DIFFERENTIAL INTRACELLULAR TRAFFIC OF LRP1 INDUCED BY ALPHA 2-MACROGLOBULIN AND INSULIN

ACTIS-DATO V; JALDIN-FINCATI JR; VAZQUEZ M; BONACCI G; SANCHEZ MC; CHIABRANDO G.

Mar del Plata, Buenos Aires

Congreso; LI Reunión Anual de la Sociedad Argentina de Investigación Bioquímica y Biología Molecular (SAIB); 2015

Sociedad Argentina de Investigación en Bioquímica y Biología Molecular (SAIB)
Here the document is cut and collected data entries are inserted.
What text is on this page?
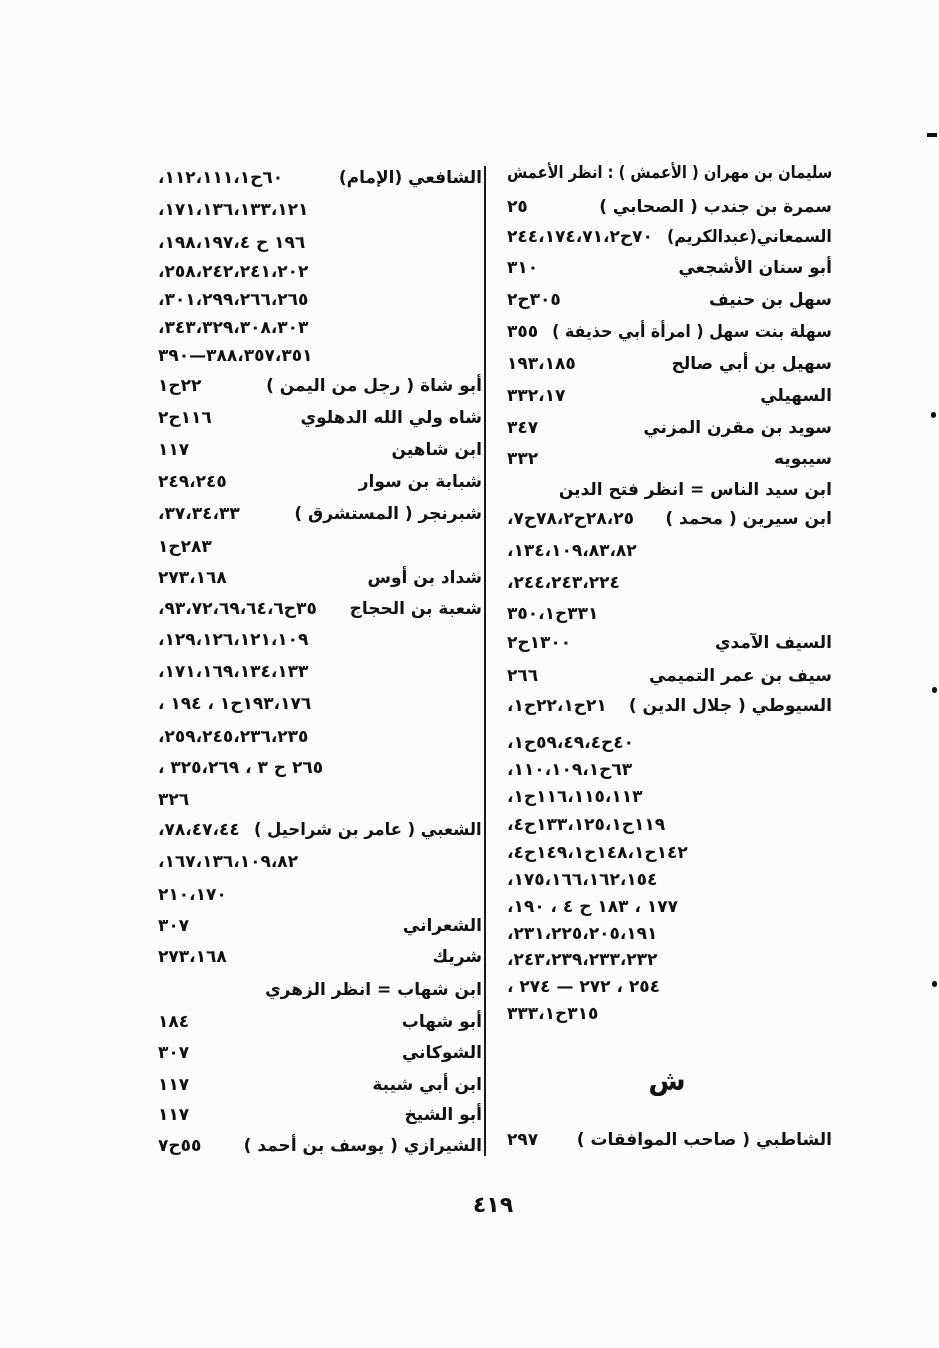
سليمان بن مهران ( الأعمش ) : انظر الأعمش
سمرة بن جندب ( الصحابي )
٢٥
السمعاني(عبدالكريم)
٧٠ح٢،٧١،١٧٤،٢٤٤
أبو سنان الأشجعي
٣١٠
سهل بن حنيف
٣٠٥ح٢
سهلة بنت سهل ( امرأة أبي حذيفة )
٣٥٥
سهيل بن أبي صالح
١٨٥،١٩٣
السهيلي
١٧،٣٣٢
سويد بن مقرن المزني
٣٤٧
سيبويه
٣٣٢
ابن سيد الناس = انظر فتح الدين
ابن سيرين ( محمد )
٢٥،٢٨ح٢،٧٨ح٧،
٨٢،٨٣،١٠٩،١٣٤،
٢٢٤،٢٤٣،٢٤٤،
٣٣١ح١،٣٥٠
السيف الآمدي
١٣٠٠ح٢
سيف بن عمر التميمي
٢٦٦
السيوطي ( جلال الدين )
٢١ح١،٢٢ح١،
٤٠ح٤،٤٩،٥٩ح١،
٦٣ح١،١٠٩،١١٠،
١١٣،١١٥،١١٦ح١،
١١٩ح١،١٢٥،١٣٣ح٤،
١٤٢ح١،١٤٨ح١،١٤٩ح٤،
١٥٤،١٦٢،١٦٦،١٧٥،
١٧٧ ، ١٨٣ ح ٤ ، ١٩٠،
١٩١،٢٠٥،٢٢٥،٢٣١،
٢٣٢،٢٣٣،٢٣٩،٢٤٣،
٢٥٤ ، ٢٧٢ — ٢٧٤ ،
٣١٥ح١،٣٣٣
الشاطبي ( صاحب الموافقات )
٢٩٧
الشافعي (الإمام)
٦٠ح١،١١١،١١٢،
١٢١،١٣٣،١٣٦،١٧١،
١٩٦ ح ٤،١٩٧،١٩٨،
٢٠٢،٢٤١،٢٤٢،٢٥٨،
٢٦٥،٢٦٦،٢٩٩،٣٠١،
٣٠٣،٣٠٨،٣٢٩،٣٤٣،
٣٥١،٣٥٧،٣٨٨—٣٩٠
أبو شاة ( رجل من اليمن )
٢٢ح١
شاه ولي الله الدهلوي
١١٦ح٢
ابن شاهين
١١٧
شبابة بن سوار
٢٤٥،٢٤٩
شبرنجر ( المستشرق )
٣٣،٣٤،٣٧،
٢٨٣ح١
شداد بن أوس
١٦٨،٢٧٣
شعبة بن الحجاج
٣٥ح٦،٦٤،٦٩،٧٢،٩٣،
١٠٩،١٢١،١٢٦،١٢٩،
١٣٣،١٣٤،١٦٩،١٧١،
١٧٦،١٩٣ح١ ، ١٩٤ ،
٢٣٥،٢٣٦،٢٤٥،٢٥٩،
٢٦٥ ح ٣ ، ٢٦٩،٣٢٥ ،
٣٢٦
الشعبي ( عامر بن شراحيل )
٤٤،٤٧،٧٨،
٨٢،١٠٩،١٣٦،١٦٧،
١٧٠،٢١٠
الشعراني
٣٠٧
شريك
١٦٨،٢٧٣
ابن شهاب = انظر الزهري
أبو شهاب
١٨٤
الشوكاني
٣٠٧
ابن أبي شيبة
١١٧
أبو الشيخ
١١٧
الشيرازي ( يوسف بن أحمد )
٥٥ح٧
ش
٤١٩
Low density lipoprotein receptor-related 1 (LRP1) is an endocytic and signaling receptor. Alpha 2-Macroglobulin protease complex (α2M*) is a LRP1 ligand, which internalizes by endocytosis and degrades in lysosomes. α2M* also induces the LRP1 trafficking to plasma membrane (PM) through non-characterized exocytic route. Glucose transporter type 4 (GLUT4) is an insulin-regulated glucose transporter expressed in adipose and muscle cells, which is stored in specialized GLUT4 storage vesicles (GSVs). Insulin stimulation induces GSVs traffic to PM by exocytosis, with increased GLUT4 expression and glucose uptake at cell surface level. The failure of GLUT4 traffic is involved in Type 2 Diabetes Mellitus. LRP1 is the main protein component of GSVs, although its function in these vesicles is not completely understood. Herein we study if LRP1 and GLUT4 share the same exocytic route in HeLa and MIO-M1 cells cultured in the presence of α2M* (60 nM) or insulin (100 nM) at different times at 37 °C. By confocal microscopy we found LRP1 and GLUT4 colocalization in intracellular vesicles suggesting GSVs in both types of cells. By biotin-labeling protein assay, we showed that LRP1 translocates to PM with α2M*or insulin. The α2M*-induced LRP1 traffic was abolished by PD98059 but not by LY294002. These results suggest that α2M* and insulin induce the LRP1 sorting to PM by different exocytic routes.